Introduction

Un livre sur le sentiment amoureux habitant une ville, « la » ville pourrait-on dire pour Paris. Voici un beau défi pour un essai d’histoire culturelle, tissé de lectures, d’émotions…Mais un tel livre peut-il être « aveugle » ? Les contraintes éditoriales privent souvent les ouvrages contemporains d’un formidable coffre aux trésors, dont la virtualité d’une galerie numérique peut désormais déployer le contenu. Entièrement dédiée aux images, il était naturel que la composante ISOR (Société & Représentations) soit l’espace d’une initiative consistant à assortir l’ouvrage de Dominique Kalifa d’une promenade à travers des images restituant une part du Paris amoureux, du Paris des amoureux. Là où l’auteur donne chair à l’Histoire pour lui donner vie, notre plaisir de lecture nous a poussé à plus modestement l’illustrer pour lui donner vue.

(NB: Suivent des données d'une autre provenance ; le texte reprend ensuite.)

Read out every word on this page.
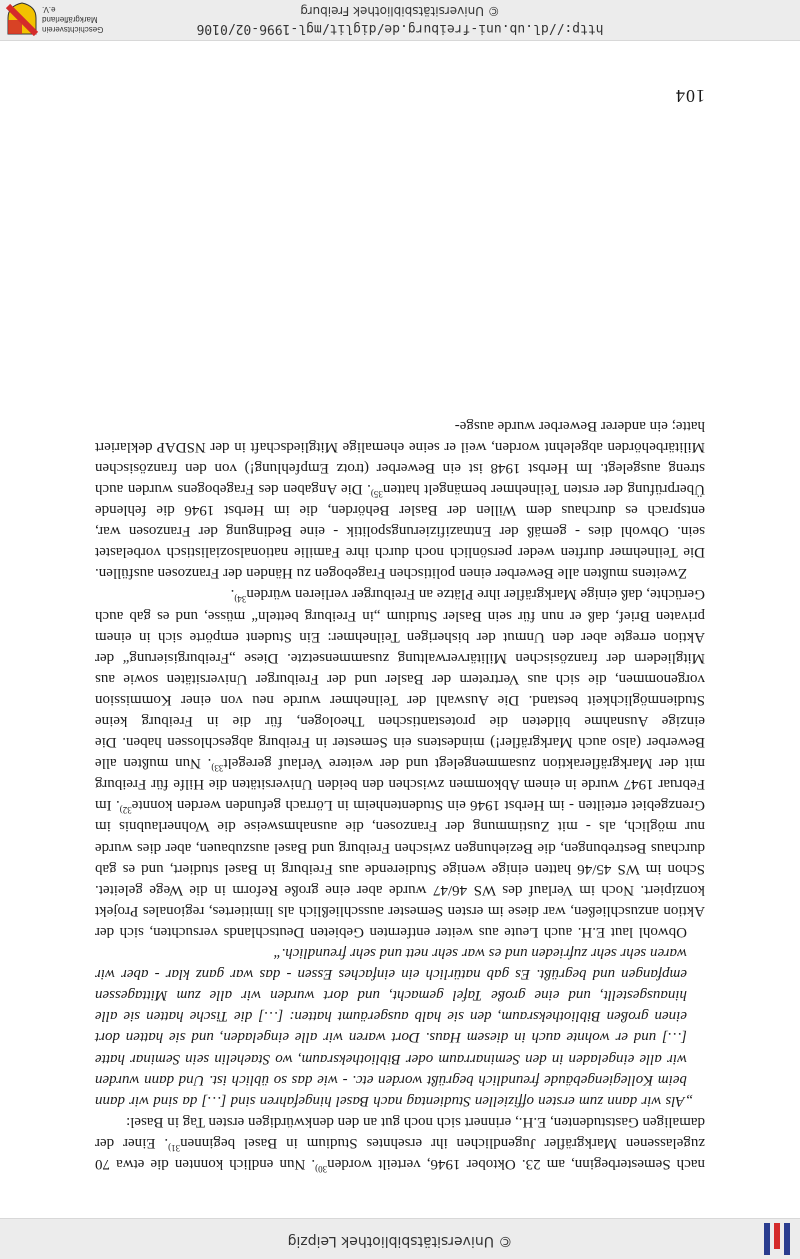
© Universitätsbibliothek Leipzig

nach Semesterbeginn, am 23. Oktober 1946, verteilt worden$^{30)}$. Nun endlich konnten die etwa 70 zugelassenen Markgräfler Jugendlichen ihr ersehntes Studium in Basel beginnen$^{31)}$. Einer der damaligen Gaststudenten, E.H., erinnert sich noch gut an den denkwürdigen ersten Tag in Basel:

„Als wir dann zum ersten offiziellen Studientag nach Basel hingefahren sind […] da sind wir dann beim Kollegiengebäude freundlich begrüßt worden etc. - wie das so üblich ist. Und dann wurden wir alle eingeladen in den Seminarraum oder Bibliotheksraum, wo Staehelin sein Seminar hatte […] und er wohnte auch in diesem Haus. Dort waren wir alle eingeladen, und sie hatten dort einen großen Bibliotheksraum, den sie halb ausgeräumt hatten: […] die Tische hatten sie alle hinausgestellt, und eine große Tafel gemacht, und dort wurden wir alle zum Mittagessen empfangen und begrüßt. Es gab natürlich ein einfaches Essen - das war ganz klar - aber wir waren sehr sehr zufrieden und es war sehr nett und sehr freundlich.“

Obwohl laut E.H. auch Leute aus weiter entfernten Gebieten Deutschlands versuchten, sich der Aktion anzuschließen, war diese im ersten Semester ausschließlich als limitiertes, regionales Projekt konzipiert. Noch im Verlauf des WS 46/47 wurde aber eine große Reform in die Wege geleitet. Schon im WS 45/46 hatten einige wenige Studierende aus Freiburg in Basel studiert, und es gab durchaus Bestrebungen, die Beziehungen zwischen Freiburg und Basel auszubauen, aber dies wurde nur möglich, als - mit Zustimmung der Franzosen, die ausnahmsweise die Wohnerlaubnis im Grenzgebiet erteilten - im Herbst 1946 ein Studentenheim in Lörrach gefunden werden konnte$^{32)}$. Im Februar 1947 wurde in einem Abkommen zwischen den beiden Universitäten die Hilfe für Freiburg mit der Markgräfleraktion zusammengelegt und der weitere Verlauf geregelt$^{33)}$. Nun mußten alle Bewerber (also auch Markgräfler!) mindestens ein Semester in Freiburg abgeschlossen haben. Die einzige Ausnahme bildeten die protestantischen Theologen, für die in Freiburg keine Studienmöglichkeit bestand. Die Auswahl der Teilnehmer wurde neu von einer Kommission vorgenommen, die sich aus Vertretern der Basler und der Freiburger Universitäten sowie aus Mitgliedern der französischen Militärverwaltung zusammensetzte. Diese „Freiburgisierung“ der Aktion erregte aber den Unmut der bisherigen Teilnehmer: Ein Student empörte sich in einem privaten Brief, daß er nun für sein Basler Studium „in Freiburg betteln“ müsse, und es gab auch Gerüchte, daß einige Markgräfler ihre Plätze an Freiburger verlieren würden$^{34)}$.

Zweitens mußten alle Bewerber einen politischen Fragebogen zu Händen der Franzosen ausfüllen. Die Teilnehmer durften weder persönlich noch durch ihre Familie nationalsozialistisch vorbelastet sein. Obwohl dies - gemäß der Entnazifizierungspolitik - eine Bedingung der Franzosen war, entsprach es durchaus dem Willen der Basler Behörden, die im Herbst 1946 die fehlende Überprüfung der ersten Teilnehmer bemängelt hatten$^{35)}$. Die Angaben des Fragebogens wurden auch streng ausgelegt. Im Herbst 1948 ist ein Bewerber (trotz Empfehlung!) von den französischen Militärbehörden abgelehnt worden, weil er seine ehemalige Mitgliedschaft in der NSDAP deklariert hatte; ein anderer Bewerber wurde ausge-

104
http://dl.ub.uni-freiburg.de/diglit/mgl-1996-02/0106
© Universitätsbibliothek Freiburg
Geschichtsverein
Markgräflerland e.V.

Pourtant, si les images nourrissent nos désirs et nos réminiscences, elles ont désormais un prix et constituent un marché, souvent âpre, fourmillant de copyrights de tout poil et d’ayant-droits sourcilleux. Si l’ouvrage de Dominique Kalifa déploie son investigation dans un dix-neuvième siècle à ce point érudit et démesuré qu’il déborde jusqu’aux années 60, nous avons dû renoncer au surréalisme, à la photographie des années 30, aux mille facettes du premier cinéma – le meilleur. Comme les souvenirs d’un amnésique, ces images trop récentes sont prisonnières car trop souvent hors de prix.

Nous nous sommes donc contentés des reproductions imprimées du siècle de la « Civilisation-Journal ». Lorsque l’auteur s’ingénie à pousser son enquête au cœur des cœurs mêlés, des bancs publics et des petits coins de parapluie propres aux instants suspendus, il nous a mis au défi de dénicher l’estampe correspondante, si ce n’est au motif près, du moins à l’esprit du fil des pages.

Plaisir propre à l’iconographe, qui complètera, nous l’espérons, les efforts du livre pour nous donner envie de reprendre nos ballades, nos lectures et redécouvrir un peu de notre imaginaire.